Lutego do udanych miesięcy z pewnością nie zaliczę - poczułam się dosłownie przeżuta i wypluta. Większość czasu spędziłam w domu ucząc się fizyki, metrologii i jeszcze gorszej ekonomiki. Niewyspanie i ciągły stres osłabiły moją odporność do tego stopnia, że tydzień temu w piątek wylądowałam na nocnym dyżurze ze skierowaniem do szpitala w Bielsku ...

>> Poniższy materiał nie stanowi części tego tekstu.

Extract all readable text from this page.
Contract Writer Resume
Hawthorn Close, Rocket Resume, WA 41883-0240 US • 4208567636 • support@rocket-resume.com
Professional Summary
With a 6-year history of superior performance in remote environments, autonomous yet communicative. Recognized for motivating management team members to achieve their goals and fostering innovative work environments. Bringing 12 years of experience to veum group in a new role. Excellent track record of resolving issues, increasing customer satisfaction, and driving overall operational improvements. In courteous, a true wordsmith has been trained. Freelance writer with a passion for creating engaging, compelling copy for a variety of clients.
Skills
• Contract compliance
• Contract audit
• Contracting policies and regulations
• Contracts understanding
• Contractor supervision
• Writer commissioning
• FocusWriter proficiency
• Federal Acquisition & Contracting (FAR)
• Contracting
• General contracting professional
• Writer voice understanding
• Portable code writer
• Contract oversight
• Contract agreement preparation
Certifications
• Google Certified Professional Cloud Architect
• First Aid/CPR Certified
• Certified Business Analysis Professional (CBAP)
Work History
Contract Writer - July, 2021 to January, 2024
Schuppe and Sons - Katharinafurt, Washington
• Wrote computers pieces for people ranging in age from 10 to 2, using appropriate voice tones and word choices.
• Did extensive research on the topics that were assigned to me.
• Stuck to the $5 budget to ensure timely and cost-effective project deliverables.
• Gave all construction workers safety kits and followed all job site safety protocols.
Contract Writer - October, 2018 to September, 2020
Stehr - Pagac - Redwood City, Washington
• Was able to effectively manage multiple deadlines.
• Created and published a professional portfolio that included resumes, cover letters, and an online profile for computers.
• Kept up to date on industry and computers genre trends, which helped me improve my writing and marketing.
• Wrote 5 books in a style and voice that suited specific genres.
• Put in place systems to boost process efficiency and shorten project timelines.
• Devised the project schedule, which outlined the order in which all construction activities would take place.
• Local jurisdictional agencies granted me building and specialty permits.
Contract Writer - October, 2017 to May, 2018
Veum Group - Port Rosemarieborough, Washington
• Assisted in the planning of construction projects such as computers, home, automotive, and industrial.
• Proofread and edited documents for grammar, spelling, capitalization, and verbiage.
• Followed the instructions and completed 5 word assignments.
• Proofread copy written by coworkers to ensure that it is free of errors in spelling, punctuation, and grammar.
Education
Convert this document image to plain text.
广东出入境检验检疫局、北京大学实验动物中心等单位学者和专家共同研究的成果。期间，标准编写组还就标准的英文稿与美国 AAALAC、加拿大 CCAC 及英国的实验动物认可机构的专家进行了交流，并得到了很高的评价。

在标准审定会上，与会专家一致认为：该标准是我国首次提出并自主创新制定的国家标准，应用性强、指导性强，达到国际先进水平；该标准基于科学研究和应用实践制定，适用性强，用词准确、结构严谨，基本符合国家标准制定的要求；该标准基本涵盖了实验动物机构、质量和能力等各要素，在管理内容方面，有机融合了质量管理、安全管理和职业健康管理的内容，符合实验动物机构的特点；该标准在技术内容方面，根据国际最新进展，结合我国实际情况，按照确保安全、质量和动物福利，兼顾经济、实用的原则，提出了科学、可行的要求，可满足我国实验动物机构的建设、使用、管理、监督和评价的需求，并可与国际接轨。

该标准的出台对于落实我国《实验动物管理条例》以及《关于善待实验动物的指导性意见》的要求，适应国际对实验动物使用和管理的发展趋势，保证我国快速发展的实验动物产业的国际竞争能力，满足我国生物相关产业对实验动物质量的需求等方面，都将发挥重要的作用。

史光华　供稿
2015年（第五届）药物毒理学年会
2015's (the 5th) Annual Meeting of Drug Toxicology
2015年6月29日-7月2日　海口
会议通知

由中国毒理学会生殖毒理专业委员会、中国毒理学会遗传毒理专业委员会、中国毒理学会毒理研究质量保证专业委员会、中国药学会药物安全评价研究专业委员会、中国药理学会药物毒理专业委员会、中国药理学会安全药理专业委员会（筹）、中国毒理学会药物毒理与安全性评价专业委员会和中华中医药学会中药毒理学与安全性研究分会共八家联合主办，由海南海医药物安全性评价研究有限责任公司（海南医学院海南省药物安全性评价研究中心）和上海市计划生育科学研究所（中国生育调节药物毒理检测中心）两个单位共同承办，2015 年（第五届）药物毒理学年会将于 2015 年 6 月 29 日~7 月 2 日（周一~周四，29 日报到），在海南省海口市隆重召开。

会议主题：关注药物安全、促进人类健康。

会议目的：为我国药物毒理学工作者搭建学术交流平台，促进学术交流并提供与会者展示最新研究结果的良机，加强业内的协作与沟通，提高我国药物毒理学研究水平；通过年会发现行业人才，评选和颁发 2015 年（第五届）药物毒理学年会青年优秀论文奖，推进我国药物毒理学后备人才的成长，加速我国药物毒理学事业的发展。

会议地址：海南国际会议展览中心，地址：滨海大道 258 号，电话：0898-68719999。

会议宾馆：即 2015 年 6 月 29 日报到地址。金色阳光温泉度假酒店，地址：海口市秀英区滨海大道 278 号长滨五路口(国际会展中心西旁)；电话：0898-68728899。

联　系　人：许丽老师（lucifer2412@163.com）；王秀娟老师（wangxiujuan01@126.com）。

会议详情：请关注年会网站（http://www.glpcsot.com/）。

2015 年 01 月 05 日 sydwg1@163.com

Niestety do szpitala było mi nie po drodze, bo już od poniedziałku do środy czekała mnie porcja egzaminów, dlatego musiałam jakoś przeżyć weekend. W poniedziałek pojechałam do Scanmedu i niestety do lekarza się nie dostałam. We wtorek, ledwo trzymając się na nogach znów odwiedziłam Scanmed i mimo że w poczekalni nie było nikogo, a lekarce zostało 20 minut do końca pracy, to usłyszałam od niej, że mnie nie przyjmie, bo nie będzie zostawać po godzinach ... dobrze, że już emocje opadły, bo w tamtej chwili myślałam, że wybuchnę. Dopiero w środę udało mi się dostać do lekarza i w końcu otrzymałam skierowanie na badanie krwi i pilne usg szyi ... Tak więc pozostało mi już czekać i modlić się, żebym się nie udusiła i dożyła do najbliższego piątku :\
Ale dosyć narzekania! W końcu, w lutym były Walentynki, a mój ukochany - wiedząc, że uwielbiam miśki - prezentował mi takiego oto słodziaka, którego futerko jest tak miękkie, że aż chce się go przytulać ♥
Ale dosyć narzekania! W końcu, w lutym były Walentynki, a mój ukochany - wiedząc, że uwielbiam miśki - prezentował mi takiego oto słodziaka, którego futerko jest tak miękkie, że aż chce się go przytulać ♥
24 lutego obchodziłam urodziny, a raczej nie miałam sił ich obchodzić. Na szczęście, tż na krok mnie nie odstępował, bo w każdej chwili mogłam stracić przytomność, a co gorsza się udusić - więc na towarzystwo i całodobową opiekę narzekać nie mogłam ;)
Prezentem urodzinowym od ukochanego byłam nieco zaskoczona - na moim palcu wylądowało takie oto cudeńko :
Co prawda, to nie jest jeszcze pierścionek zaręczynowy, ale radości i tak było co niemiara ♥ W dodatku sesja zdana, więc powoli wracam do życia - pozostało jeszcze tylko usg szyi i leczenie ...
pierścionek ładny!
OdpowiedzUsuń____________________________
six styling in one post
WWW.JUSTYNAPOLSKA.BLOGSPOT.COM
gratuluje sesji a pierscionek piekny:) miłęgo dnia!
OdpowiedzUsuńAle Śliczny pierścionek :)
OdpowiedzUsuńPrzepiękny pierścionek, Twój ukochany ma gest:)
OdpowiedzUsuńśliczne cudeńko, wracaj do zdrowia :)!
OdpowiedzUsuńŻyczę poprawy zdrowia i spokojniejszych chwil na regenerację :)
OdpowiedzUsuńPierścionek bardzo mi się podoba :)
OdpowiedzUsuńwitam po dłuższej przerwie, miałam nawał pracy :)
OdpowiedzUsuńsliczny pierscionek :)
zapraszam no troche inne pesto :)
wiem co to przygotowywania do sesji też po lutym jestem wypluta.
OdpowiedzUsuńAle piękny pierścionek :) Podobają mi się takie delikatne cuda na palcu :)
OdpowiedzUsuńPiękny misiek i pierścionek. Szybko wracaj do zdrowia i postaraj się nie przemęczać. ;)
OdpowiedzUsuńPozdrawiam. :**
piękny prezent ;) życzę szybkiego powrotu do zdrowia :)
OdpowiedzUsuńZdrowia życzę, bo to najważniejsze.